2 . 現在の大学運営の大きな問題点の1 つは、指揮命令系統が複雑であり、責任体制が不明確な点である。また、部局等からの意見・要請を適切に汲み取る機能も極端に欠如している。そこで指揮命令系統の単純化と情報の共有化のため、非理事副学長ポストを廃止するとともに、役員会・教育研究評議会・部局長等懇談会の役割と権限の明確化を求める。
3 . 運営費交付金の削減、18 歳人口の減少等により大学運営は極めて厳しい状況にある。この困難を乗り越えるためには、教員と職員が一体となって組織改革を行わなければならない。この一体化を可能とするために、事務局長が理事に就任することを求める。
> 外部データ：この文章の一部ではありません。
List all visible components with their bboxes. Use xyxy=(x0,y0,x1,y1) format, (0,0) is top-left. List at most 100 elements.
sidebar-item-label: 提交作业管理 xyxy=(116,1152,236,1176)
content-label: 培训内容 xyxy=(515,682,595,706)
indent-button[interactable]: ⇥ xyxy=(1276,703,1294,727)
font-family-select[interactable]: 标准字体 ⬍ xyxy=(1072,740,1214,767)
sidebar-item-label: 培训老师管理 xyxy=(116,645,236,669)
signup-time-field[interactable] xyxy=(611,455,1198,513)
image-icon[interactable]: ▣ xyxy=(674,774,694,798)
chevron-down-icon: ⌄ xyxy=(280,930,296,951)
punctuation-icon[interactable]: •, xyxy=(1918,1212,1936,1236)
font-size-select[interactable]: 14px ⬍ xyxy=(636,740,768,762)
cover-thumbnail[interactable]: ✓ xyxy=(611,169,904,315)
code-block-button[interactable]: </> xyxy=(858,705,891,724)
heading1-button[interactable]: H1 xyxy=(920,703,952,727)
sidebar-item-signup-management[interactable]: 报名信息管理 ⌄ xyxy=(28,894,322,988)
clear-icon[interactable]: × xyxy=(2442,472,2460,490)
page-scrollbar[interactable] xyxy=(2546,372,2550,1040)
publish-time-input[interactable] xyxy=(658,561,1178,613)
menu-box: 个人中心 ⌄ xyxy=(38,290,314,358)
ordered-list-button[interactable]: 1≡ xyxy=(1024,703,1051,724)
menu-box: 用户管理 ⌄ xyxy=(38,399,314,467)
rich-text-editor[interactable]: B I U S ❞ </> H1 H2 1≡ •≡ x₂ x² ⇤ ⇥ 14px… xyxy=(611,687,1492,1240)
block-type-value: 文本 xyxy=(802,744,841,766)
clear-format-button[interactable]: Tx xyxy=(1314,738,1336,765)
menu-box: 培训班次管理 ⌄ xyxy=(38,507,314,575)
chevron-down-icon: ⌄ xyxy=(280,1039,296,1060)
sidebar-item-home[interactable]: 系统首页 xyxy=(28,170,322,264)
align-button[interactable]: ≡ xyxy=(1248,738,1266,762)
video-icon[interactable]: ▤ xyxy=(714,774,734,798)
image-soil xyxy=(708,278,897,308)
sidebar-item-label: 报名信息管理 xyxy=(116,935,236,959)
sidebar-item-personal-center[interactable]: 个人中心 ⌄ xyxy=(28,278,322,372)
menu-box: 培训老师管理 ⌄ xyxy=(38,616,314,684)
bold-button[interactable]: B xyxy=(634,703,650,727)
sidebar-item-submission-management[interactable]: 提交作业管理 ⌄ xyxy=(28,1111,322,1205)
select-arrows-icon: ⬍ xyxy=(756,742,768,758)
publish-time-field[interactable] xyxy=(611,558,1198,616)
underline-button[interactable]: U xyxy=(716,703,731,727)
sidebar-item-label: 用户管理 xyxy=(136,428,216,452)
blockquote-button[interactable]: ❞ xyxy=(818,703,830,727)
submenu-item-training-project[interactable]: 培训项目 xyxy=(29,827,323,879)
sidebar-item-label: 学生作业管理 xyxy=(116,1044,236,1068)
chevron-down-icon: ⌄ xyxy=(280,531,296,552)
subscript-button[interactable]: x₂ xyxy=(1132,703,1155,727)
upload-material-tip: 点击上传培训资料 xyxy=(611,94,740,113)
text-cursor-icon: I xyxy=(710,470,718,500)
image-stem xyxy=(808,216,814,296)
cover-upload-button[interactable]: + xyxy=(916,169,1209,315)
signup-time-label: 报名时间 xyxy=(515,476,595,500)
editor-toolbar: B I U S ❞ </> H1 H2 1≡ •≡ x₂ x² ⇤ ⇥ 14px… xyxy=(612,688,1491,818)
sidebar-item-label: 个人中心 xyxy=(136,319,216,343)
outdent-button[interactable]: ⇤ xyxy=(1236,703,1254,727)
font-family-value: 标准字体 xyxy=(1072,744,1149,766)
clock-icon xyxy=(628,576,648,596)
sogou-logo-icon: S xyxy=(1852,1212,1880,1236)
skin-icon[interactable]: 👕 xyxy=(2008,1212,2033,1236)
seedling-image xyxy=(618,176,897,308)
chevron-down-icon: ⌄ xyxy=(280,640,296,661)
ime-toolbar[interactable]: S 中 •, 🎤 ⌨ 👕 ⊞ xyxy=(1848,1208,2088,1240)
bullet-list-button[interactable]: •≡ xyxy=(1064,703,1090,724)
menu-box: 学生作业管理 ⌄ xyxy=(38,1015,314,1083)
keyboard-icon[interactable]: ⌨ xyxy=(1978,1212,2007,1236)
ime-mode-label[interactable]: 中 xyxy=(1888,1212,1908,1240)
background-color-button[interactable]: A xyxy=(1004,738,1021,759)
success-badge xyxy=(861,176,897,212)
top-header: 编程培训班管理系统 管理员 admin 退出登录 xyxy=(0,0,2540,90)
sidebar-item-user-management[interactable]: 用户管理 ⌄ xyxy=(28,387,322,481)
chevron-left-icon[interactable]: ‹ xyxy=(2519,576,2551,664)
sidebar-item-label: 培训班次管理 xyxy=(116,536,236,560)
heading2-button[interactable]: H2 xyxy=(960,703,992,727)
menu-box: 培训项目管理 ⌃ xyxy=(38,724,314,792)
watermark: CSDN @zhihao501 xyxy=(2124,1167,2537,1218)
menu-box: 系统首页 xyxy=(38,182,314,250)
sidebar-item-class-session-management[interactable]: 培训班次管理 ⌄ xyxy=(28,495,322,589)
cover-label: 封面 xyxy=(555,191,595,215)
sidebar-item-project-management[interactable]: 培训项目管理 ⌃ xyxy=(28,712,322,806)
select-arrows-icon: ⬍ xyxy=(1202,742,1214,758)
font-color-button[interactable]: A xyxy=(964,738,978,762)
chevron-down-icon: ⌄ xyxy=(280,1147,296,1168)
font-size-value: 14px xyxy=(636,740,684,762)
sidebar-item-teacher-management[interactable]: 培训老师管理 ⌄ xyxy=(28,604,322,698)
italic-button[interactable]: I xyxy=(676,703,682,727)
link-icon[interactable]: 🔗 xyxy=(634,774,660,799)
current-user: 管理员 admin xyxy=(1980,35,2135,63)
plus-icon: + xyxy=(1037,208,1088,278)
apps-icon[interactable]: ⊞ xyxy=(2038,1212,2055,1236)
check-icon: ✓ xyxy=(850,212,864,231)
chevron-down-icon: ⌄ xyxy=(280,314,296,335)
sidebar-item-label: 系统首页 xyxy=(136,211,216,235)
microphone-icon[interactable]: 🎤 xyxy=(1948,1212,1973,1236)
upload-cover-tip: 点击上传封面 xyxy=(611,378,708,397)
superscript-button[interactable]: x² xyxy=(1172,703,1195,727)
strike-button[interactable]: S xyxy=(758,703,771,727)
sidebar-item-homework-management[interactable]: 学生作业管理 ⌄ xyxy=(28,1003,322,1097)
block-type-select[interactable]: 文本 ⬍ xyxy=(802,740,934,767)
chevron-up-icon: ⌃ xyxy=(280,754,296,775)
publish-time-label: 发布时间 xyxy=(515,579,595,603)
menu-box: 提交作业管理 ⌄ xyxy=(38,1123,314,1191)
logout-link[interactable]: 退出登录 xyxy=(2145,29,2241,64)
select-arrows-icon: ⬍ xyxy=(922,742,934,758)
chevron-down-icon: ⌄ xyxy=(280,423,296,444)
さらに、経理を含めた大学運営を透明化し、その説明責任を果たすことを求める。
4 .学外選考委員の任命権を有する学長は、その選出方法を見直し、少なくとも意向調査結果が反映されるよう改善することを求める。

 富山大学薬学部教授会は、本学の健全な運営と永続的な発展のため、上記4項目を西頭次期学長候補者に対し要求する。